By
May 19, 2014 6:57 am - NewsBehavingBadly.com

The state’s legislature is overrun with climate change deniers, and and they are also denying allowing children in their state to learn the truth about greenhouse gasses an human-caused climate change.

In 2011, notes the newly released US National Climate Assessment, the state suffered from its hottest summer on record. For Oklahoma and Texas, the related drought, exacerbated by high temperatures, cost $10 billion in agricultural losses. And the report states as plainly as you can that climate change was involved…

Nonetheless, Oklahoma is known for its indigenous climate denial—witness its senior senator, James Inhofe—and now, it looks like some in the state want to prevent good climate science education from getting to Oklahoma’s kids.

Earlier this week, reports the National Center for Science Education, a committee of the Oklahoma House of Representatives voted 10 to 1 to reject a set of proposed “Oklahoma Academic Standards for Science” that have already been adopted by the state board of education. “A rejection of the proposed education standards by the legislature is unprecedented and at this point the real impact and implications are unknown,” says the Oklahoma Science Teachers Association…

“You basically have a couple of members on this committee who are second-guessing a panel of science educators who spent more than a year working on these standards,” says Glenn Branch of the National Center for Science Education. “And on the basis of a half an hour hearing, they decide to block what science educators in Oklahoma overwhelmingly regard as a major advance for science education in Oklahoma’s public schools.”
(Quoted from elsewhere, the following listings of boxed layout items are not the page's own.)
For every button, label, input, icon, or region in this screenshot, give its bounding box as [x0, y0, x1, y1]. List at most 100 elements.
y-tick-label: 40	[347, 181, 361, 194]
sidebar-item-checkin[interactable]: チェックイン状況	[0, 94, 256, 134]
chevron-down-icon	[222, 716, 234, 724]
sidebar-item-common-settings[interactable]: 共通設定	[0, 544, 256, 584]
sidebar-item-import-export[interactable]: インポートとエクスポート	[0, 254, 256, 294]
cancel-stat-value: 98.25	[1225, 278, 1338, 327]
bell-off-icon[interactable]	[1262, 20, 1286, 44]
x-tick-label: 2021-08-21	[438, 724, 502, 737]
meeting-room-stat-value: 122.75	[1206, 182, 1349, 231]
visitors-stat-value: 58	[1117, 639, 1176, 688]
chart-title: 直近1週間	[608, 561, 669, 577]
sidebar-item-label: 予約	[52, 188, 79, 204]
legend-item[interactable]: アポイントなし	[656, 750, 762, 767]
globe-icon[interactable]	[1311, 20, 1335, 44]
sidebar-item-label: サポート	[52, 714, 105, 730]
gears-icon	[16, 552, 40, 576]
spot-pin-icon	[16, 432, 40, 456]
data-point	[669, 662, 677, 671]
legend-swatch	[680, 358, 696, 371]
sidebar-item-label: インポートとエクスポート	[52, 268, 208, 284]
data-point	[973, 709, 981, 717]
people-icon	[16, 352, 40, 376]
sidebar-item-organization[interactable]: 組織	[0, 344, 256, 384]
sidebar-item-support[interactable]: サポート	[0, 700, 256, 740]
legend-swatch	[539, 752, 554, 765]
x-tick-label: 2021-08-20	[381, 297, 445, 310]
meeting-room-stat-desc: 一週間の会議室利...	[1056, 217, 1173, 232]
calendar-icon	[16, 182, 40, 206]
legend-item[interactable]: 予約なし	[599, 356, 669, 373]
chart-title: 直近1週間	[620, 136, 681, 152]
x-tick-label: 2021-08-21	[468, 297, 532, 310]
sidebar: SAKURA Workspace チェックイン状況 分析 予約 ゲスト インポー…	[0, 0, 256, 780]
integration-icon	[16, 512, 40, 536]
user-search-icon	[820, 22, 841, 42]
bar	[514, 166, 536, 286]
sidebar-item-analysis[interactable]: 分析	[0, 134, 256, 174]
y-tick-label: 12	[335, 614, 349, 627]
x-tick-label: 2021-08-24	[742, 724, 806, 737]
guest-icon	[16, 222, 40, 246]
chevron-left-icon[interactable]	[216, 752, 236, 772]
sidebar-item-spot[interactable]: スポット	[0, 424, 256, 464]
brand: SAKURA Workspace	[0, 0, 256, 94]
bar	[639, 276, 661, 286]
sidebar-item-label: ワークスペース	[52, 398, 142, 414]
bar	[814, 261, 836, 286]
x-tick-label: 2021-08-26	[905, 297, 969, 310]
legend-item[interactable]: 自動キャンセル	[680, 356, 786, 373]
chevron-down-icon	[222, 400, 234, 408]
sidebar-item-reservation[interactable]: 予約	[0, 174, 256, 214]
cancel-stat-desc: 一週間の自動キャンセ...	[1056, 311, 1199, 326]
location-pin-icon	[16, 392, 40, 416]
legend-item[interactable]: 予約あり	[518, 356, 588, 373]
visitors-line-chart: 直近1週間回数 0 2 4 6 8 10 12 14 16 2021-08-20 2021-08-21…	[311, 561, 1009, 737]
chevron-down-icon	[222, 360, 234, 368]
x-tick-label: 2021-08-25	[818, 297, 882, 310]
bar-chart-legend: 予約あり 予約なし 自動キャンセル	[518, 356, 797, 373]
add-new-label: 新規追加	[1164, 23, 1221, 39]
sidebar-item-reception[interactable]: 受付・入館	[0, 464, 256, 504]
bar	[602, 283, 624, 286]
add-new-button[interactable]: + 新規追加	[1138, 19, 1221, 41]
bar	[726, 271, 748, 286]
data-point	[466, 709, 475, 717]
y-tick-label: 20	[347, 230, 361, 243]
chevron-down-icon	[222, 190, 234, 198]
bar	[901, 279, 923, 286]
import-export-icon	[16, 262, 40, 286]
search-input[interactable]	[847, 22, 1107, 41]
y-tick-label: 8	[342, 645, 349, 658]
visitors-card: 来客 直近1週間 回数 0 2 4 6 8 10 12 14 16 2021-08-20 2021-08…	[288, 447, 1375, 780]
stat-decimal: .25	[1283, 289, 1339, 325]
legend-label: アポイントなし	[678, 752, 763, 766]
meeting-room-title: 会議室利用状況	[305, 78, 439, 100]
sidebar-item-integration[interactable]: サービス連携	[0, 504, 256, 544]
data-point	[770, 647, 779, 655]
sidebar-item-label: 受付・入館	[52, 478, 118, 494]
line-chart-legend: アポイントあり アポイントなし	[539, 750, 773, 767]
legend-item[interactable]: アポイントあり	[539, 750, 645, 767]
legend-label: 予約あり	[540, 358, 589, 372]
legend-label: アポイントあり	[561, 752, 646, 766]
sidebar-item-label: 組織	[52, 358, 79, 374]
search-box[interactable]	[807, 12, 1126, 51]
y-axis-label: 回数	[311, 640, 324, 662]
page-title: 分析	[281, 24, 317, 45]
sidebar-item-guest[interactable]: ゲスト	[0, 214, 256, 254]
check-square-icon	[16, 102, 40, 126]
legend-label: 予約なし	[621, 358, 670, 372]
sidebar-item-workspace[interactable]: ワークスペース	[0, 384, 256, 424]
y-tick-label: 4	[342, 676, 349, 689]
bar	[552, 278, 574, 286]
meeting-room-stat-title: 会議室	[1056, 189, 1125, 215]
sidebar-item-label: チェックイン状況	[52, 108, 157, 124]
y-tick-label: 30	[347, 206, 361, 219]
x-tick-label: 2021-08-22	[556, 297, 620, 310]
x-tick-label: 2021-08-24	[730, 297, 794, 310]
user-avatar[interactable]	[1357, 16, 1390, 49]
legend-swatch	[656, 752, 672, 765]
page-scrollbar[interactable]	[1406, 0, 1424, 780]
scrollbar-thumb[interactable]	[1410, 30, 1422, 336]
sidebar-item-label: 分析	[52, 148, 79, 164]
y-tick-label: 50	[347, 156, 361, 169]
But there’s no reason to let facts get in the way of ideology.

D.B. Hirsch
D.B. Hirsch is a political activist, news junkie, and retired ad copy writer and spin doctor. He lives in Brooklyn, New York.

No responses to Oklahoma Legislators Don’t Want Their Schoolchildren To Learn About Science

  1. CharlieMA May 19th, 2014 at 7:02 am

    Link in article – 404

  2. mea_mark May 19th, 2014 at 8:22 am

    I guess Oklahoma wants to be the dust bowl state again.

  3. The Lochnar May 22nd, 2014 at 12:19 am

    “And on the basis of a half an hour hearing, they decide to block what science educators in Oklahoma overwhelmingly regard as a major advance for science education in Oklahoma’s public schools.”

    This should be in the Spirit section as well because it’s religious people would fight against overwhelming evidence. Evidence has no meaning, “Oh it’s OK – let them have their make believe as long as they are are not hurting anyone” Believing fiction as fact leads to poor decisions.